Setting Expectations with a Chart

Alert readers will recall that one of the best practices of 2004 NAHB Remodeler of the Year, Randall Hall, was his company’s ability to manage client expectations about the somewhat arduous process of remodeling a home. Indeed, many of the industry’s most admired remodeling companies do the same.

 

One seemingly immutable fact about remodeling projects is that at some point in the middle of a project, clients get cranky and can even go into a funk. Typically, this is the point at which client-remodeler relationships get off track. And far too many times those relationships stay off track permanently. Even if the remodeler ultimately delivers a great finished product, relations can remain strained. Surprising as it may be, this truth was also borne out by customer satisfaction research conducted by this magazine each of the last two years.

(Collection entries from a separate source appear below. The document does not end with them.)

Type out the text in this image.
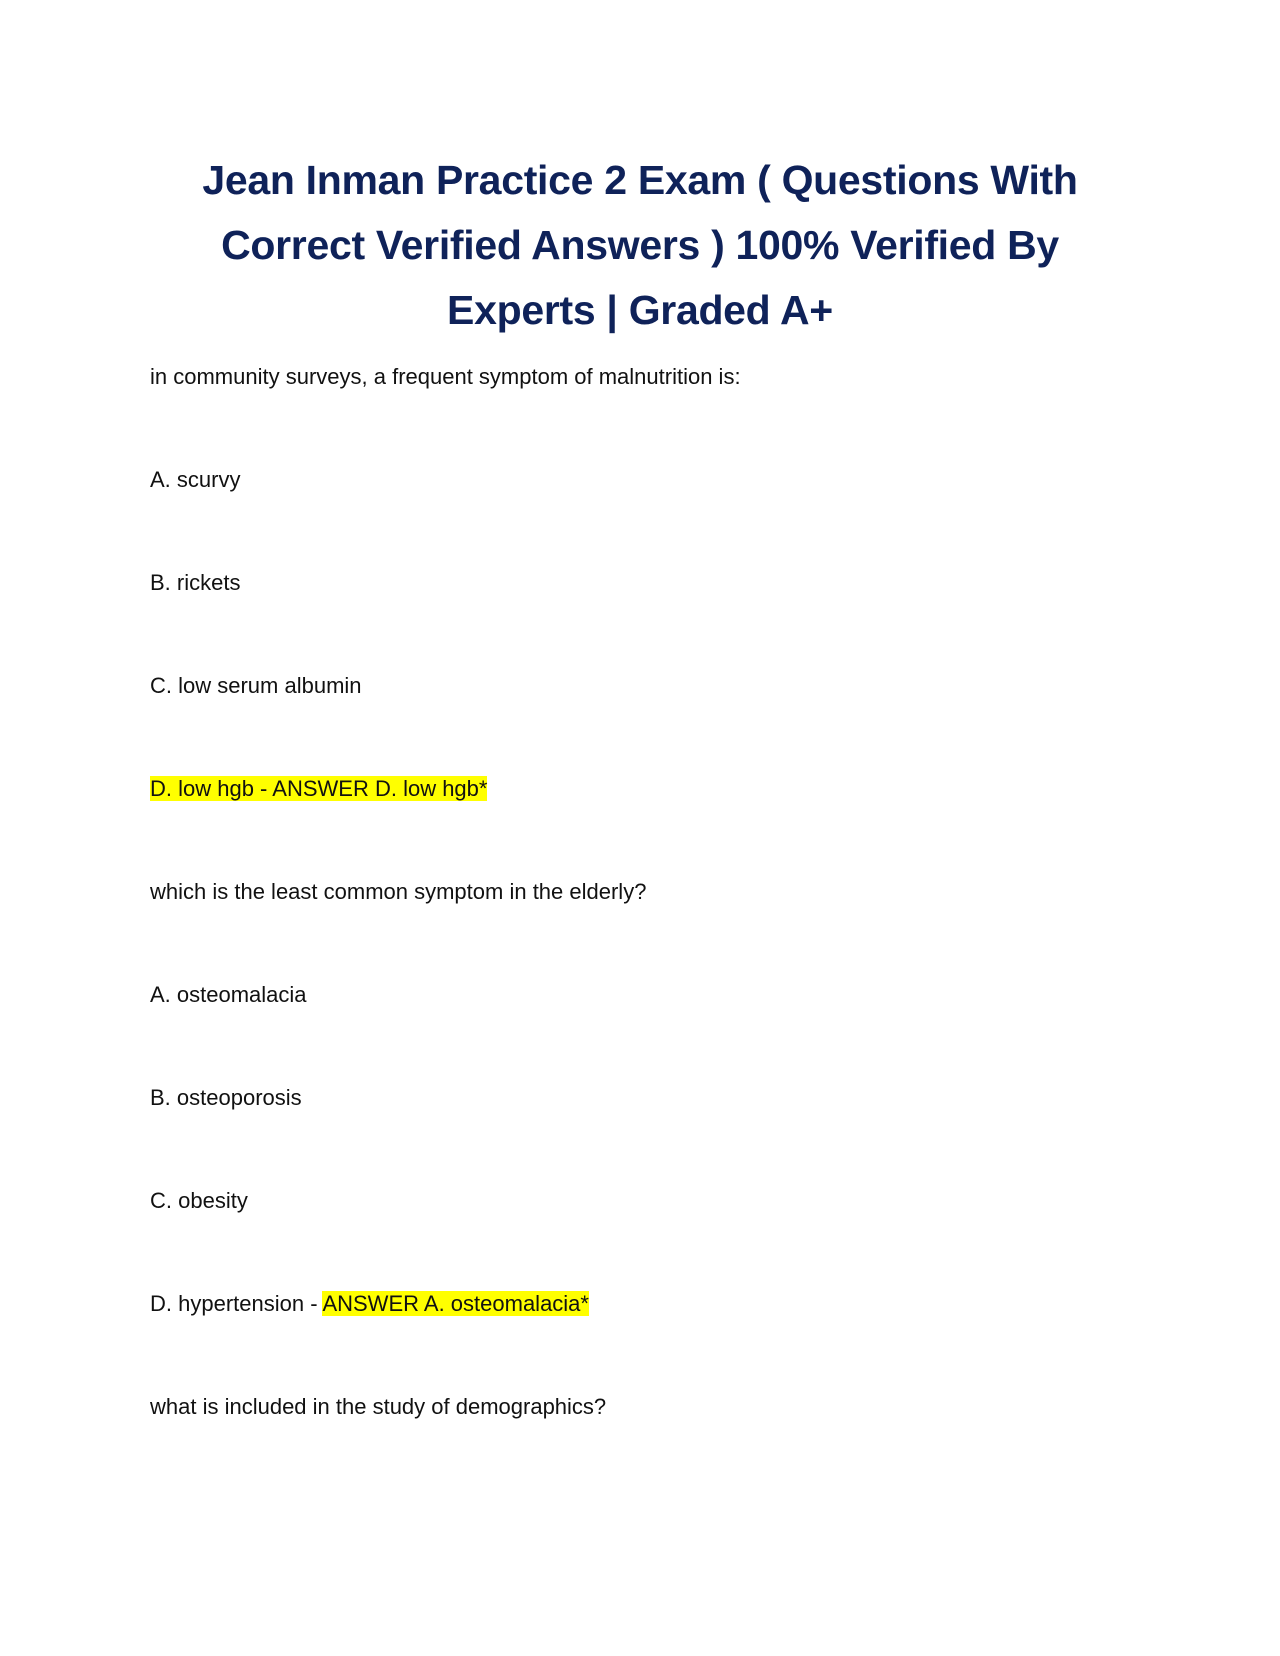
Jean Inman Practice 2 Exam ( Questions With
Correct Verified Answers ) 100% Verified By
Experts | Graded A+

in community surveys, a frequent symptom of malnutrition is:

A. scurvy

B. rickets

C. low serum albumin

D. low hgb - ANSWER D. low hgb*

which is the least common symptom in the elderly?

A. osteomalacia

B. osteoporosis

C. obesity

D. hypertension - ANSWER A. osteomalacia*

what is included in the study of demographics?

Last year, 1,500 consumers who had recently remodeled their homes gave their remodelers an overall satisfaction grade of 6.55 on a scale of 1 to 10 — not a resounding endorsement. One of the key differentiators between satisfied and unsatisfied consumers was the perception on the part of the client that “the remodeler had done a good job setting proper expectations about the remodeling process.” Remodelers whose clients agreed that they set proper expectations scored 7.77 for overall satisfaction vs. an average score of 3.95 for those remodelers who were viewed as not setting proper expectations.

One of the things that Dallas-based Randall Hall does with each of his clients at the beginning of the remodeling process (but after contract signing) is to show them a “funk chart” which maps the emotions of clients and remodelers at various stages of a project.

The funk chart starts with the elation felt by the client during the first few days after work has begun. Then it maps the emotional ups-and-downs through the aforementioned middle part of the project when clients and remodelers can both be in a funk.

Hall is quick to point out that he did not draw the chart he uses. “A lot of remodelers I know use it,” he says, asking to not take full credit for its inception. But by showing the chart at the beginning of the process, Hall and others have found that they are able to successfully point out that remodeling projects are often a long haul and that everyone should be feeling very good at the end of the project.

The low points for the client usually occur when an invoice for “extras” arrives. Then emotions begin to improve after drywall, cabinets and trim are installed. Then those positive vibes give way to a final set of doldrums for the client during a period in which plumbing fixtures are installed and painting is completed before the final emotional ascent into a completed project where the last doorknob is attached.

Everyone typically feels great when a topping off or wrap party is held. The beauty of the particular chart that Hall uses is its light-hearted approach. In addition to mapping the emotions of the architect, the client, the contractor, the children, there is even a dotted line representing the feelings of the family dog. The dog does not like the process from the very beginning and only begins to bounce back at the very end.